There are several major challenges in obtaining deep reductions in CO2 emissions. For the world to cut CO2 emissions deeply, nearly all actors would need to nearly totally eliminate their CO2 emissions. However, the burning of fossil fuel produces immediate benefits to the user of the energy thereby attained. By contrast, the climate costs of that fossil fuel burning will be borne broadly throughout the world and primarily by future generations. The fundamental political challenge of CO2 emissions reduction is to create institutions that would make it in the self-interest of the vast majority of actors to sharply curtail their CO2 emissions (Barrett 2003), starting from the condition wherein benefit accrues rapidly to the emitter and the climate costs are borne primarily by others distant in space and time.

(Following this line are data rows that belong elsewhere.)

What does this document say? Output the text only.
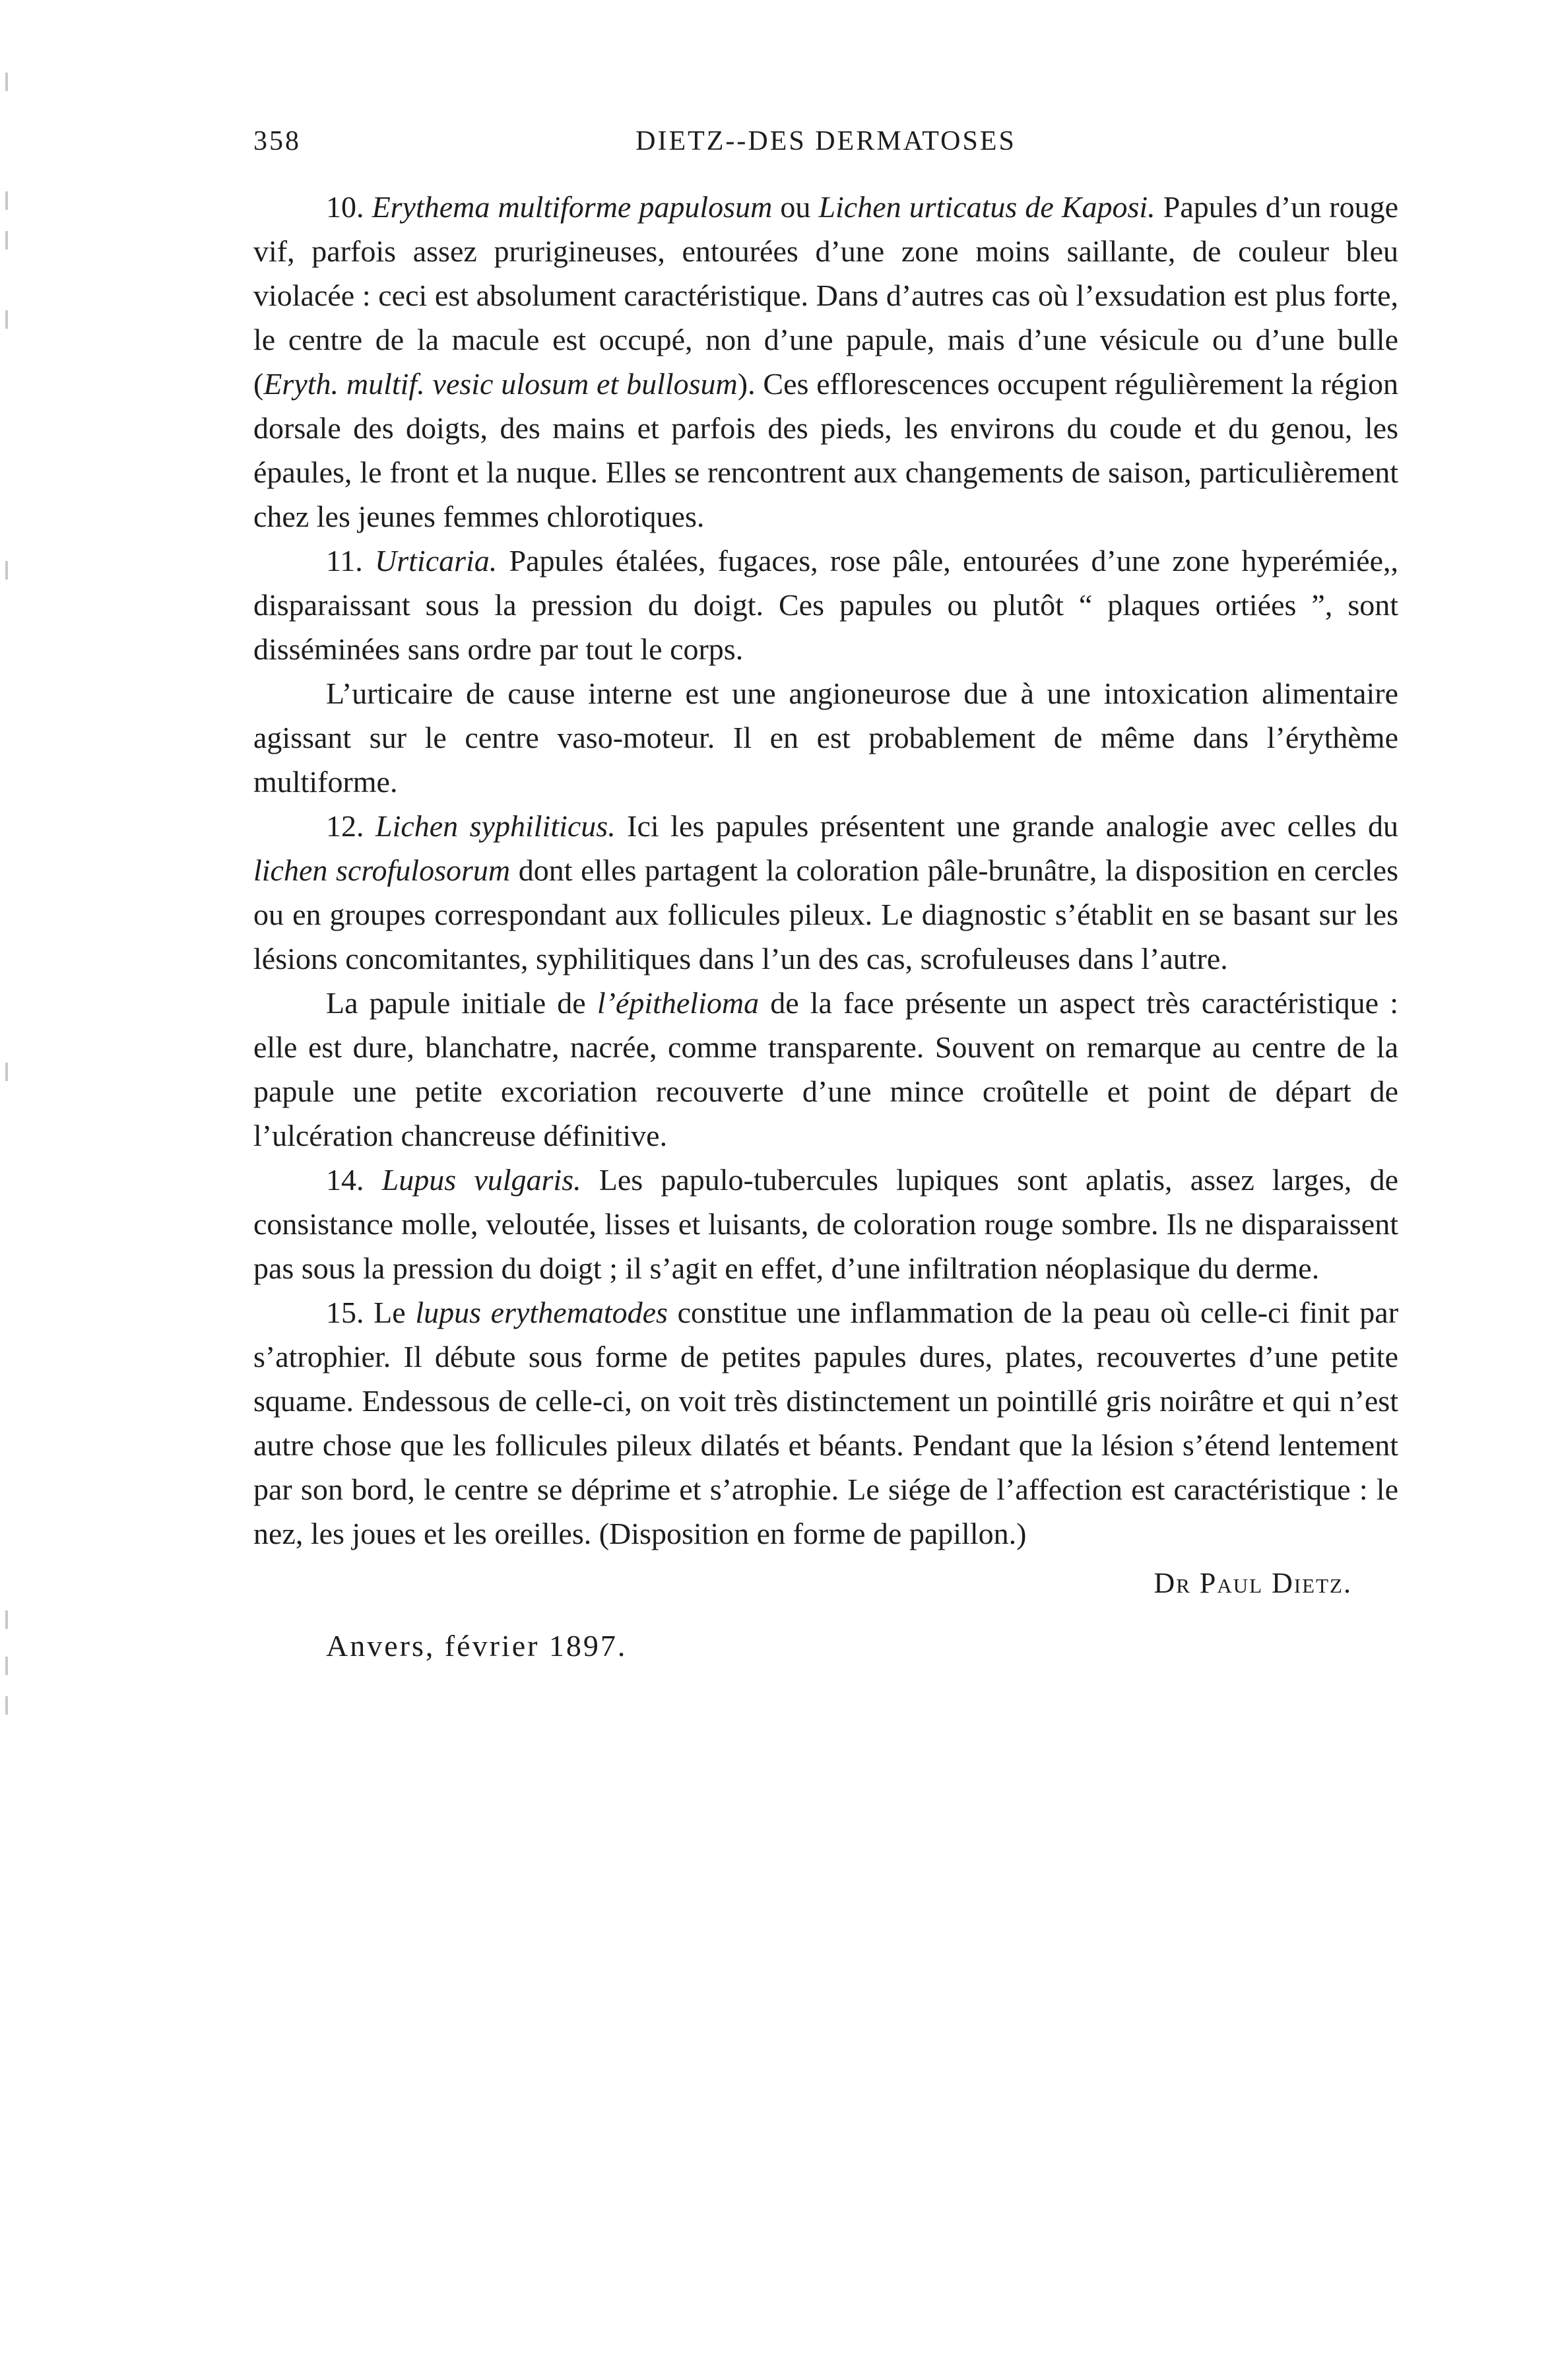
358	DIETZ--DES DERMATOSES

10. Erythema multiforme papulosum ou Lichen urticatus de Kaposi. Papules d’un rouge vif, parfois assez prurigineuses, entourées d’une zone moins saillante, de couleur bleu violacée : ceci est absolument caractéristique. Dans d’autres cas où l’exsudation est plus forte, le centre de la macule est occupé, non d’une papule, mais d’une vésicule ou d’une bulle (Eryth. multif. vesic ulosum et bullosum). Ces efflorescences occupent régulièrement la région dorsale des doigts, des mains et parfois des pieds, les environs du coude et du genou, les épaules, le front et la nuque. Elles se rencontrent aux changements de saison, particulièrement chez les jeunes femmes chlorotiques.

11. Urticaria. Papules étalées, fugaces, rose pâle, entourées d’une zone hyperémiée,, disparaissant sous la pression du doigt. Ces papules ou plutôt “ plaques ortiées ”, sont disséminées sans ordre par tout le corps.

L’urticaire de cause interne est une angioneurose due à une intoxication alimentaire agissant sur le centre vaso-moteur. Il en est probablement de même dans l’érythème multiforme.

12. Lichen syphiliticus. Ici les papules présentent une grande analogie avec celles du lichen scrofulosorum dont elles partagent la coloration pâle-brunâtre, la disposition en cercles ou en groupes correspondant aux follicules pileux. Le diagnostic s’établit en se basant sur les lésions concomitantes, syphilitiques dans l’un des cas, scrofuleuses dans l’autre.

La papule initiale de l’épithelioma de la face présente un aspect très caractéristique : elle est dure, blanchatre, nacrée, comme transparente. Souvent on remarque au centre de la papule une petite excoriation recouverte d’une mince croûtelle et point de départ de l’ulcération chancreuse définitive.

14. Lupus vulgaris. Les papulo-tubercules lupiques sont aplatis, assez larges, de consistance molle, veloutée, lisses et luisants, de coloration rouge sombre. Ils ne disparaissent pas sous la pression du doigt ; il s’agit en effet, d’une infiltration néoplasique du derme.

15. Le lupus erythematodes constitue une inflammation de la peau où celle-ci finit par s’atrophier. Il débute sous forme de petites papules dures, plates, recouvertes d’une petite squame. Endessous de celle-ci, on voit très distinctement un pointillé gris noirâtre et qui n’est autre chose que les follicules pileux dilatés et béants. Pendant que la lésion s’étend lentement par son bord, le centre se déprime et s’atrophie. Le siége de l’affection est caractéristique : le nez, les joues et les oreilles. (Disposition en forme de papillon.)

Dr Paul Dietz.
Anvers, février 1897.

Of course, it would be strongly preferable to obtain international consensus and cooperation before deployment and operation of any climate engineering system. However, unlike CO2 emissions reduction, the success of climate engineering does not depend fundamentally on such consensus and cooperation. Putting aside the question of whether or not such a course of action would be wise, a climate engineering scheme could be deployed and operated unilaterally by a single actor, perhaps at remarkably low economic expense. As already observed, the cost of climate engineering may be several orders of magnitude smaller than the '2 per cent for ever' cost of emissions reduction just hypothesized. Just as with substantial CO2 emission reductions, climate engineering is likely to result in relative winners and losers; all such circumstances are pregnant with political tensions.

Modelling of climate engineering is in its infancy. However, continued growth in CO2 emissions and atmospheric CO2 concentrations, combined with preliminary numerical simulations such as those presented here, constitute a prima facie case for exploring climate engineering options - and associated costs, risks and benefits - in greater detail.